Continuance of Laws Act 1787
- Parliament of Great Britain
- Long title: An Act to continue several Laws relating to the free Importation of certain Raw Hides and Skins from Ireland and the British Plantations in America; to the allowing the Exportation of certain Quantities of Wheat and other Articles to His Majesty's Sugar Colonies in America; to the prohibiting the Exportation of Tools and Utensils made use of in the Iron and Steel Manufactures of this Kingdom, and to prevent the seducing of Artificers and Workmen employed in those Manufactures to go into Parts beyond the Seas; and to the granting a Bounty on the Exportation of certain Species of British and Irish Linens exported, and taking off the Duties on foreign Raw Linen Yarns made of Flax imported.
- Citation: 27 Geo. 3. c. 36
- Territorial extent: Great Britain

Dates
- Royal assent: 30 May 1787
- Commencement: 23 January 1787
- Repealed: 21 August 1871

Other legislation
- Amends: See § Continued enactments
- Repealed by: Statute Law Revision Act 1871
- Relates to: See Expiring laws continuance acts

Status: Repealed

Text of statute as originally enacted

= Continuance of Laws Act 1787 =

Act of the Parliament of Great Britain

The Continuance of Laws Act 1787 (27 Geo. 3. c. 36) was an act of the Parliament of Great Britain that continued various older acts.

== Background ==
In the United Kingdom, acts of Parliament remain in force until expressly repealed. Many acts of parliament, however, contained time-limited sunset clauses, requiring legislation to revive enactments that had expired or to continue enactments that would otherwise expire.

== Provisions ==
=== Continued enactments ===
Section 1 of the act continued the until the Hides and Skins Act 1769 (9 Geo. 3. c. 39) "as relates to the free importation of certain raw hides and skins from Ireland, and the British plantations in America", as continued by the Continuance of Laws, etc.
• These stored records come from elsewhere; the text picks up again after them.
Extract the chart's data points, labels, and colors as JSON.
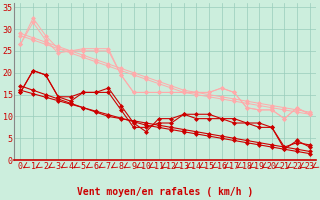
{
  "bg_color": "#cceedd",
  "grid_color": "#99ccbb",
  "line_color_dark": "#cc0000",
  "line_color_light": "#ffaaaa",
  "xlabel": "Vent moyen/en rafales ( km/h )",
  "xlim": [
    0,
    23
  ],
  "ylim": [
    0,
    36
  ],
  "xticks": [
    0,
    1,
    2,
    3,
    4,
    5,
    6,
    7,
    8,
    9,
    10,
    11,
    12,
    13,
    14,
    15,
    16,
    17,
    18,
    19,
    20,
    21,
    22,
    23
  ],
  "yticks": [
    0,
    5,
    10,
    15,
    20,
    25,
    30,
    35
  ],
  "lines_dark_data": [
    [
      15.5,
      20.5,
      19.5,
      14.5,
      14.5,
      15.5,
      15.5,
      16.5,
      12.5,
      8.5,
      6.5,
      9.5,
      9.5,
      10.5,
      10.5,
      10.5,
      9.5,
      9.5,
      8.5,
      8.5,
      7.5,
      3.0,
      4.0,
      3.5
    ],
    [
      15.5,
      20.5,
      19.5,
      14.5,
      13.5,
      15.5,
      15.5,
      15.5,
      11.5,
      7.5,
      7.5,
      8.5,
      8.5,
      10.5,
      9.5,
      9.5,
      9.5,
      8.5,
      8.5,
      7.5,
      7.5,
      2.5,
      4.5,
      3.0
    ]
  ],
  "lines_dark_trend": [
    [
      17.0,
      16.0,
      15.0,
      14.0,
      13.0,
      12.0,
      11.0,
      10.0,
      9.5,
      9.0,
      8.5,
      8.0,
      7.5,
      7.0,
      6.5,
      6.0,
      5.5,
      5.0,
      4.5,
      4.0,
      3.5,
      3.0,
      2.5,
      2.0
    ],
    [
      16.0,
      15.2,
      14.4,
      13.6,
      12.8,
      12.0,
      11.2,
      10.4,
      9.6,
      8.8,
      8.0,
      7.5,
      7.0,
      6.5,
      6.0,
      5.5,
      5.0,
      4.5,
      4.0,
      3.5,
      3.0,
      2.5,
      2.0,
      1.5
    ]
  ],
  "lines_light_data": [
    [
      26.5,
      31.5,
      27.5,
      24.5,
      25.0,
      25.0,
      25.0,
      25.0,
      19.5,
      15.5,
      15.5,
      15.5,
      15.5,
      15.5,
      15.5,
      15.5,
      16.5,
      15.5,
      12.0,
      11.5,
      11.5,
      9.5,
      12.0,
      10.5
    ],
    [
      26.5,
      32.5,
      28.5,
      25.5,
      25.0,
      25.5,
      25.5,
      25.5,
      19.5,
      15.5,
      15.5,
      15.5,
      15.5,
      15.5,
      15.5,
      15.5,
      16.5,
      15.5,
      12.0,
      11.5,
      11.5,
      9.5,
      12.0,
      10.5
    ]
  ],
  "lines_light_trend": [
    [
      28.5,
      27.5,
      26.5,
      25.5,
      24.5,
      23.5,
      22.5,
      21.5,
      20.5,
      19.5,
      18.5,
      17.5,
      16.5,
      15.5,
      15.0,
      14.5,
      14.0,
      13.5,
      13.0,
      12.5,
      12.0,
      11.5,
      11.0,
      10.5
    ],
    [
      29.0,
      28.0,
      27.0,
      26.0,
      25.0,
      24.0,
      23.0,
      22.0,
      21.0,
      20.0,
      19.0,
      18.0,
      17.0,
      16.0,
      15.5,
      15.0,
      14.5,
      14.0,
      13.5,
      13.0,
      12.5,
      12.0,
      11.5,
      11.0
    ]
  ],
  "tick_font_size": 6,
  "xlabel_font_size": 7,
  "marker_size": 2.5
}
Act 1774 (14 Geo. 3. c. 86) and the Continuance of Laws Act 1781 (21 Geo. 3. c. 29), from the expiration of those enactments until the end of the next session of parliament after 1 June 1791.

Section 2 of the act continued the Exportation Act 1776 (16 Geo. 3. c. 37) "as relates to allowing the exportation of certain quantities of wheat, and other articles to his Majesty's sugar colonies in America", as continued by the Exportation (No. 2) Act 1776 (17 Geo. 3. c. 28), the Exportation Act 1778 (18 Geo. 3. c. 16), the Continuance of Laws Act 1779 (19 Geo. 3. c. 22), the Continuance of Laws (No. 2) Act 1780 (20 Geo. 3. c. 19) and the Continuance of Laws Act 1781 (21 Geo. 3. c. 29), from the passing of the act until 1 May 1788.

Section 3 of the act continued the Exportation (No. 4) Act 1786 (26 Geo. 3. c. 89) from the expiration of the act until the end of the next session of parliament.

Section 4 of the act continued the Exportation Act 1756 (29 Geo. 2. c. 15), as continued by the Exportation (No. 4) Act 1770 (10 Geo. 3. c. 38) and the Bounties Act 1779 (19 Geo. 3. c. 27), from the expiration of the act until the end of the next session of parliament after 24 June 1788.

== Subsequent developments ==
The Select Committee on Temporary Laws, Expired or Expiring, appointed in 1796, inspected and considered all temporary laws, observing irregularities in the construction of expiring laws continuance acts, making recommendations and emphasising the importance of the Committee for Expired and Expiring Laws.

The whole act was repealed by section 1 of, and the schedule to, the Statute Law Revision Act 1871 (34 & 35 Vict. c. 116), which came into force on 21 August 1871.